Now it’s no secret that the doctor does not like PR, for a host of reasons (chronicled in his Blogger Relations series), but this has nothing to do with his like of PR. This has to do with his dislike of many PR firms telling enterprise software companies that they need to be embedded in all of their communication processes and work with those companies in a collaborative and consultant manner for months and months to define their targeting, messaging, (social) media, and relations strategy and do all of the work that should be done, or at least managed, by Marketing at a very high cost to you. Not only are you shelling out 10’s of thousands of dollars for them to walk you through an exercise where you do all the work (because, let’s face it, they don’t have a clue what you’re selling, what’s unique about it, or how to uniquely position it), but you’re losing two, three, and sometimes even four quarters of momentum while you go through this drawn out exercise to get a message that your marketing team, possibly with the help of some subject matter experts, could figure out in a matter of weeks! It’s the oldest consulting trick in the book after making up a fad you don’t need — take your money to listen to you elicit what you need. (If you need to talk through your strategy to elicit your messaging, the doctor is certain a quack psychologist will be cheaper.)

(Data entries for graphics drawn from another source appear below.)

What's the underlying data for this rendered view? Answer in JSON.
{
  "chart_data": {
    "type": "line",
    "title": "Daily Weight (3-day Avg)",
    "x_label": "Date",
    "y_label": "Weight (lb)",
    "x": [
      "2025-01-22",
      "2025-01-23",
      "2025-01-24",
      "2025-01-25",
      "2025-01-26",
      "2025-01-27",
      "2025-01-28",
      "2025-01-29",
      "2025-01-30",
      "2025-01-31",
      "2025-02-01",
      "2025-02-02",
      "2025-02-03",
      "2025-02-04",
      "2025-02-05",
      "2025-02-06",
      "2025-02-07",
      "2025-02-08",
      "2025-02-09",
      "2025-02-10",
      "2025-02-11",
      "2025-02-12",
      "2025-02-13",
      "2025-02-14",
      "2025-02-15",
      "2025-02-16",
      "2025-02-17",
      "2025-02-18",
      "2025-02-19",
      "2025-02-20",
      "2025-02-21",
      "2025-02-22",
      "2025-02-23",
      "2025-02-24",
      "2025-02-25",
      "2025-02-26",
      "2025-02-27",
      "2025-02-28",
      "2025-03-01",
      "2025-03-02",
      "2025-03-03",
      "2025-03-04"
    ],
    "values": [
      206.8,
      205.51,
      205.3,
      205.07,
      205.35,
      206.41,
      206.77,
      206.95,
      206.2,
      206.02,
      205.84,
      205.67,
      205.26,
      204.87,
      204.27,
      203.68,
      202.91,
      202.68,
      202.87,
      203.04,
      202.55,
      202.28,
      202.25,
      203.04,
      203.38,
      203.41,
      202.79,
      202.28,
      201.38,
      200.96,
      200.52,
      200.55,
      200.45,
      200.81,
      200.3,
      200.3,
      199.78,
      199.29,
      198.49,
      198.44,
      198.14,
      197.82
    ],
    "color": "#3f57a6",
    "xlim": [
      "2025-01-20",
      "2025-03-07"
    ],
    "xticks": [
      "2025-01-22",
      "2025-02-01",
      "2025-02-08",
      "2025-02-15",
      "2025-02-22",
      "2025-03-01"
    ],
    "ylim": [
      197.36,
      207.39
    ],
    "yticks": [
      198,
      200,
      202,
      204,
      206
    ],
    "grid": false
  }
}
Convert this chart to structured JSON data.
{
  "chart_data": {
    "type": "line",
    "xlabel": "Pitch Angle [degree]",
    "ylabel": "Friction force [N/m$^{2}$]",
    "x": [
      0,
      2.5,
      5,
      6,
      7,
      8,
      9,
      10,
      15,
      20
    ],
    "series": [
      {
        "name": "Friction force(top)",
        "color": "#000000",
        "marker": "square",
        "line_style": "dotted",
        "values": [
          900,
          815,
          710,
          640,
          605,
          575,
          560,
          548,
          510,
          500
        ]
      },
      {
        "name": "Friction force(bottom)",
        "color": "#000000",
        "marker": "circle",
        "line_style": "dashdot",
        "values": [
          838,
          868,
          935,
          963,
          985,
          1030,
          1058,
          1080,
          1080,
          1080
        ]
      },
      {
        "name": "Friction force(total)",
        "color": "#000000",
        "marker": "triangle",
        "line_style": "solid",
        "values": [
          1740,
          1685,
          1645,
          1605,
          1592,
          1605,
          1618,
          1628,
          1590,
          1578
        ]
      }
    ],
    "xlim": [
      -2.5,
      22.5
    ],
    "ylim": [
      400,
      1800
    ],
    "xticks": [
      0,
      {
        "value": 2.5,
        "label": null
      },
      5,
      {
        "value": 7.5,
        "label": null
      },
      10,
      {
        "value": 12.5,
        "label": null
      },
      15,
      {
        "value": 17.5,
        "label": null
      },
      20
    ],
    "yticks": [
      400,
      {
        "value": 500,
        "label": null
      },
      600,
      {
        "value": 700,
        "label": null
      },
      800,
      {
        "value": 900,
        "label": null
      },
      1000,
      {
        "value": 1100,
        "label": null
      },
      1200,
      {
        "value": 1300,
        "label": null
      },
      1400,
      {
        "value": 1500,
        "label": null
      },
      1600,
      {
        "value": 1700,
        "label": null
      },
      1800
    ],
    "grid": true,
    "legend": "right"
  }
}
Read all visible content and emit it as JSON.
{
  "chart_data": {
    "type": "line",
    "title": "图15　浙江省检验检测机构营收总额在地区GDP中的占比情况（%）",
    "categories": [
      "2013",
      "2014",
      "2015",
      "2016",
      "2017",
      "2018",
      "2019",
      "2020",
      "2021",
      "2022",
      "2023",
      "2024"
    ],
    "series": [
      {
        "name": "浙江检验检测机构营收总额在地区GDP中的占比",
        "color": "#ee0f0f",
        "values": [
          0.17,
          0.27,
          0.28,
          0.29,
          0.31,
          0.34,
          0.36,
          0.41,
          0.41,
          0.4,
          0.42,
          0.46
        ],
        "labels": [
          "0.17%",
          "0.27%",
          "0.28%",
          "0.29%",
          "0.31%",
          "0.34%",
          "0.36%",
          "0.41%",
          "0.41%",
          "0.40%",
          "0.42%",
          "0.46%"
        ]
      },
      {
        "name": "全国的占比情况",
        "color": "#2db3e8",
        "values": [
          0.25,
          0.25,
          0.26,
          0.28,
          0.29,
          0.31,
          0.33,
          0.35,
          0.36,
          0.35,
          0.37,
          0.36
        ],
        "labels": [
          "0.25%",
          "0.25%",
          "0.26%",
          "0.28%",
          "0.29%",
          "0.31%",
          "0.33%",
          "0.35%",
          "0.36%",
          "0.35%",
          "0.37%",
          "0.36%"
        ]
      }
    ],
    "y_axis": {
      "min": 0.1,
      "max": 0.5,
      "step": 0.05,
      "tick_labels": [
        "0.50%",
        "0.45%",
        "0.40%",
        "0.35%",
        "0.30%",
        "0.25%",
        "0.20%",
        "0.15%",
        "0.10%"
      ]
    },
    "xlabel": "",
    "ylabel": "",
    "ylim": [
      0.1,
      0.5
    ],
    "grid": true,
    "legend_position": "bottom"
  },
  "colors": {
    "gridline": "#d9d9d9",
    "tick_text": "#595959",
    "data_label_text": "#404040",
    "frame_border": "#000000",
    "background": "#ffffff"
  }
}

So Fire That PR Firm and put your money where you need it:
- Subject Matter Expert Consultingto help you figure out what is distinct about your solution and missing in your solution space
- Thought Leadership and Expert Writing Servicesto help you get your message crystallized and down on (white) (e-)paper and in appropriate training materials for your clients
- Social Media Campaign Managementto manage your messaging through social media and on-line channels
Just like you shouldn’t get taken in by companies selling infinite scrolling websites that you don’t need, you shouldn’t get taken in by companies selling your collaborative PR services that you don’t need either.